Is the Mint paid version worth it?
Seems the answer here is no. The only mention of Mint Premium on the Mint website is in the support page, where they instruct users on how to cancel it
So, here’s where I come out on Mint. If you’re a visual processor, like me, Mint has all the right graphs and charts to make you feel in control of your finances. The program is orderly, easy, and don’t forget, free.

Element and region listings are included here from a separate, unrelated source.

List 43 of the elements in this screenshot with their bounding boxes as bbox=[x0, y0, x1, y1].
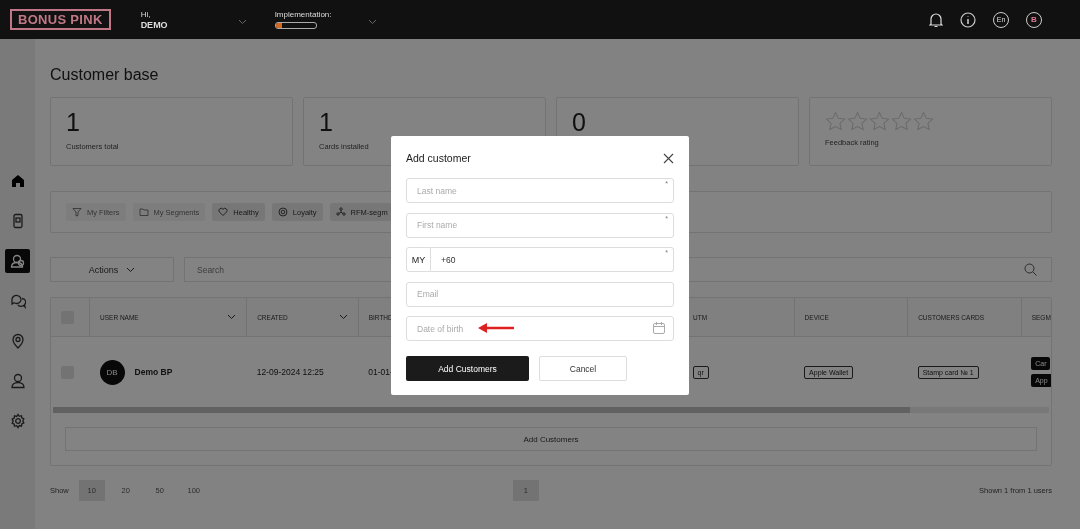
chevron-down-icon bbox=[237, 18, 247, 25]
nodes-icon bbox=[335, 207, 346, 217]
scrollbar[interactable] bbox=[53, 407, 1049, 413]
stat-value: 1 bbox=[66, 108, 81, 136]
add-customers-button[interactable]: Add Customers bbox=[406, 356, 529, 381]
location-pin-icon bbox=[9, 333, 26, 349]
actions-dropdown[interactable]: Actions bbox=[50, 257, 174, 282]
circle-icon bbox=[277, 207, 288, 217]
chat-icon bbox=[9, 293, 26, 309]
avatar: DB bbox=[99, 359, 125, 385]
greeting: Hi, bbox=[140, 8, 152, 20]
date-field[interactable]: Date of birth bbox=[406, 316, 674, 341]
logo[interactable]: BONUS PINK bbox=[10, 9, 111, 30]
stat-value: 1 bbox=[319, 108, 334, 136]
user-icon bbox=[9, 373, 26, 389]
table-cell: 12-09-2024 12:25 bbox=[256, 367, 324, 377]
chevron-down-icon bbox=[126, 266, 136, 273]
text-field[interactable]: Email bbox=[406, 281, 674, 307]
filter-icon bbox=[72, 207, 82, 217]
stat-value: 0 bbox=[572, 108, 587, 136]
search-icon bbox=[1024, 263, 1037, 276]
dialog-title: Add customer bbox=[406, 152, 471, 164]
sort-chevron-icon bbox=[338, 314, 348, 320]
user-name: DEMO bbox=[140, 19, 168, 31]
cancel-button[interactable]: Cancel bbox=[539, 356, 627, 381]
heart-icon bbox=[218, 207, 229, 217]
progress-bar bbox=[274, 22, 317, 29]
info-icon[interactable] bbox=[960, 11, 976, 28]
bell-icon[interactable] bbox=[929, 11, 943, 28]
chevron-down-icon bbox=[367, 18, 377, 25]
table-cell: 01-01- bbox=[368, 367, 393, 377]
users-icon bbox=[9, 253, 26, 269]
close-button[interactable] bbox=[663, 152, 674, 164]
add-customers-button[interactable]: Add Customers bbox=[65, 427, 1037, 451]
sort-chevron-icon bbox=[227, 314, 237, 320]
implementation-label: Implementation: bbox=[274, 10, 332, 19]
page-title: Customer base bbox=[50, 66, 160, 84]
home-icon bbox=[9, 173, 26, 189]
settings-icon bbox=[9, 413, 26, 429]
user-name: Demo BP bbox=[134, 367, 173, 377]
sidebar-item[interactable] bbox=[5, 249, 30, 273]
folder-icon bbox=[138, 207, 149, 217]
calendar-icon bbox=[653, 322, 665, 334]
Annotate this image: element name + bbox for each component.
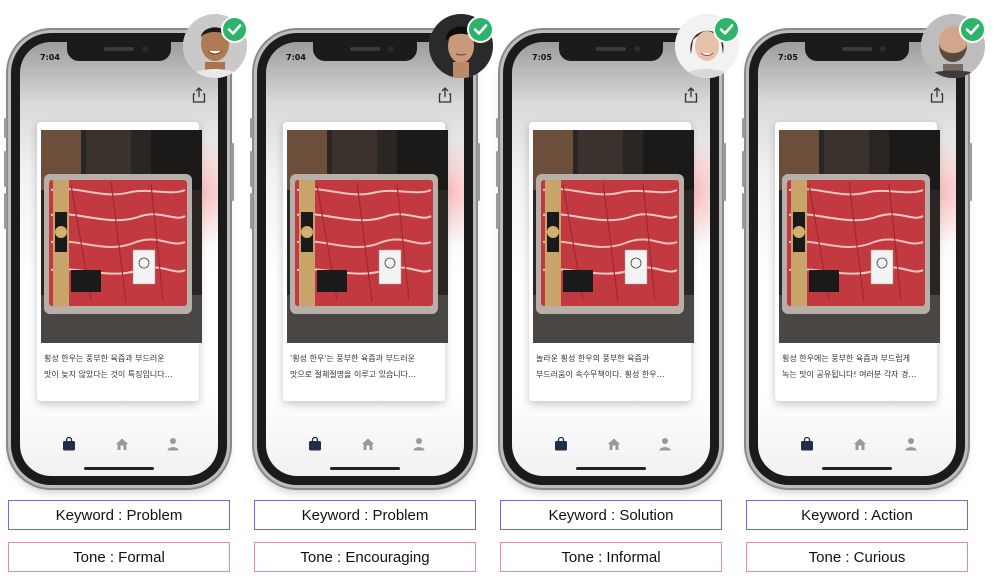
power-button bbox=[723, 143, 726, 201]
bottom-tab-bar bbox=[266, 437, 464, 457]
power-button bbox=[477, 143, 480, 201]
share-icon[interactable] bbox=[438, 87, 452, 103]
bottom-tab-bar bbox=[512, 437, 710, 457]
mute-switch bbox=[742, 118, 745, 138]
variant-panel-4: 7:05 횡성 한우에는 풍부한 육즙과 부드럽게 녹는 맛이 공유됩니다! 여… bbox=[742, 0, 986, 578]
variant-panel-3: 7:05 놀라운 횡성 한우의 풍부한 육즙과 부드러움이 속수무책이다. 횡성… bbox=[496, 0, 740, 578]
keyword-label: Keyword : Problem bbox=[254, 500, 476, 530]
bag-icon[interactable] bbox=[800, 437, 814, 451]
person-icon[interactable] bbox=[412, 437, 426, 451]
post-card[interactable]: 놀라운 횡성 한우의 풍부한 육즙과 부드러움이 속수무책이다. 횡성 한우… bbox=[529, 122, 694, 401]
check-icon bbox=[221, 16, 248, 43]
home-icon[interactable] bbox=[361, 437, 375, 451]
person-icon[interactable] bbox=[658, 437, 672, 451]
caption-line: 맛이 늦지 않았다는 것이 특징입니다… bbox=[44, 370, 173, 379]
hanwoo-beef-photo bbox=[287, 130, 448, 343]
volume-up-button bbox=[250, 151, 253, 187]
home-indicator bbox=[84, 467, 154, 470]
person-icon[interactable] bbox=[904, 437, 918, 451]
volume-up-button bbox=[4, 151, 7, 187]
share-icon[interactable] bbox=[930, 87, 944, 103]
check-icon bbox=[467, 16, 494, 43]
volume-down-button bbox=[250, 193, 253, 229]
notch bbox=[313, 42, 417, 61]
phone-screen: 7:04 bbox=[20, 42, 218, 476]
bag-icon[interactable] bbox=[308, 437, 322, 451]
keyword-label: Keyword : Problem bbox=[8, 500, 230, 530]
keyword-label: Keyword : Action bbox=[746, 500, 968, 530]
phone-mockup: 7:04 bbox=[250, 33, 480, 485]
caption-line: 부드러움이 속수무책이다. 횡성 한우… bbox=[536, 370, 665, 379]
tone-label: Tone : Informal bbox=[500, 542, 722, 572]
volume-up-button bbox=[496, 151, 499, 187]
status-time: 7:05 bbox=[778, 53, 798, 62]
mute-switch bbox=[4, 118, 7, 138]
phone-screen: 7:04 bbox=[266, 42, 464, 476]
post-caption: 횡성 한우는 풍부한 육즙과 부드러운 맛이 늦지 않았다는 것이 특징입니다… bbox=[44, 351, 192, 383]
volume-down-button bbox=[4, 193, 7, 229]
tone-label: Tone : Encouraging bbox=[254, 542, 476, 572]
post-card[interactable]: 횡성 한우는 풍부한 육즙과 부드러운 맛이 늦지 않았다는 것이 특징입니다… bbox=[37, 122, 202, 401]
caption-line: 녹는 맛이 공유됩니다! 여러분 각자 경… bbox=[782, 370, 917, 379]
post-card[interactable]: '횡성 한우'는 풍부한 육즙과 부드러운 맛으로 절체절명을 이루고 있습니다… bbox=[283, 122, 448, 401]
phone-mockup: 7:04 bbox=[4, 33, 234, 485]
hanwoo-beef-photo bbox=[41, 130, 202, 343]
power-button bbox=[231, 143, 234, 201]
home-indicator bbox=[822, 467, 892, 470]
mute-switch bbox=[496, 118, 499, 138]
notch bbox=[805, 42, 909, 61]
phone-mockup: 7:05 bbox=[742, 33, 972, 485]
phone-mockup: 7:05 bbox=[496, 33, 726, 485]
mute-switch bbox=[250, 118, 253, 138]
status-time: 7:04 bbox=[40, 53, 60, 62]
home-icon[interactable] bbox=[115, 437, 129, 451]
post-card[interactable]: 횡성 한우에는 풍부한 육즙과 부드럽게 녹는 맛이 공유됩니다! 여러분 각자… bbox=[775, 122, 940, 401]
check-icon bbox=[959, 16, 986, 43]
power-button bbox=[969, 143, 972, 201]
tone-label: Tone : Formal bbox=[8, 542, 230, 572]
notch bbox=[559, 42, 663, 61]
hanwoo-beef-photo bbox=[779, 130, 940, 343]
notch bbox=[67, 42, 171, 61]
bag-icon[interactable] bbox=[554, 437, 568, 451]
person-icon[interactable] bbox=[166, 437, 180, 451]
caption-line: 맛으로 절체절명을 이루고 있습니다… bbox=[290, 370, 417, 379]
status-time: 7:04 bbox=[286, 53, 306, 62]
caption-line: '횡성 한우'는 풍부한 육즙과 부드러운 bbox=[290, 354, 415, 363]
volume-up-button bbox=[742, 151, 745, 187]
keyword-label: Keyword : Solution bbox=[500, 500, 722, 530]
tone-label: Tone : Curious bbox=[746, 542, 968, 572]
bottom-tab-bar bbox=[758, 437, 956, 457]
bottom-tab-bar bbox=[20, 437, 218, 457]
volume-down-button bbox=[496, 193, 499, 229]
home-icon[interactable] bbox=[607, 437, 621, 451]
post-caption: 횡성 한우에는 풍부한 육즙과 부드럽게 녹는 맛이 공유됩니다! 여러분 각자… bbox=[782, 351, 930, 383]
phone-screen: 7:05 bbox=[512, 42, 710, 476]
volume-down-button bbox=[742, 193, 745, 229]
home-icon[interactable] bbox=[853, 437, 867, 451]
post-caption: '횡성 한우'는 풍부한 육즙과 부드러운 맛으로 절체절명을 이루고 있습니다… bbox=[290, 351, 438, 383]
phone-screen: 7:05 bbox=[758, 42, 956, 476]
variant-panel-2: 7:04 '횡성 한우'는 풍부한 육즙과 부드러운 맛으로 절체절명을 이루고… bbox=[250, 0, 494, 578]
caption-line: 횡성 한우는 풍부한 육즙과 부드러운 bbox=[44, 354, 165, 363]
check-icon bbox=[713, 16, 740, 43]
status-time: 7:05 bbox=[532, 53, 552, 62]
caption-line: 놀라운 횡성 한우의 풍부한 육즙과 bbox=[536, 354, 650, 363]
home-indicator bbox=[576, 467, 646, 470]
share-icon[interactable] bbox=[684, 87, 698, 103]
hanwoo-beef-photo bbox=[533, 130, 694, 343]
bag-icon[interactable] bbox=[62, 437, 76, 451]
home-indicator bbox=[330, 467, 400, 470]
variant-panel-1: 7:04 횡성 한우는 풍부한 육즙과 부드러운 맛이 늦지 않았다는 것이 특… bbox=[4, 0, 248, 578]
caption-line: 횡성 한우에는 풍부한 육즙과 부드럽게 bbox=[782, 354, 910, 363]
share-icon[interactable] bbox=[192, 87, 206, 103]
post-caption: 놀라운 횡성 한우의 풍부한 육즙과 부드러움이 속수무책이다. 횡성 한우… bbox=[536, 351, 684, 383]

It’s an excellent tool for managing your budget, especially if you like the visual overview of your budget that tools like YNAB don’t offer. It’s also a helpful “beginner budget” tool for those who aren’t disciplined about writing down every transaction. As long as all of your accounts are linked to Mint, it’ll do the hard work for you. With that said, Mint is weak in other areas, especially with investing.
Overall, Mint is worth trying if you’re interested in an online budgeting tool. Plus it has an app that is excellent to use so that you can track your spending on the fly.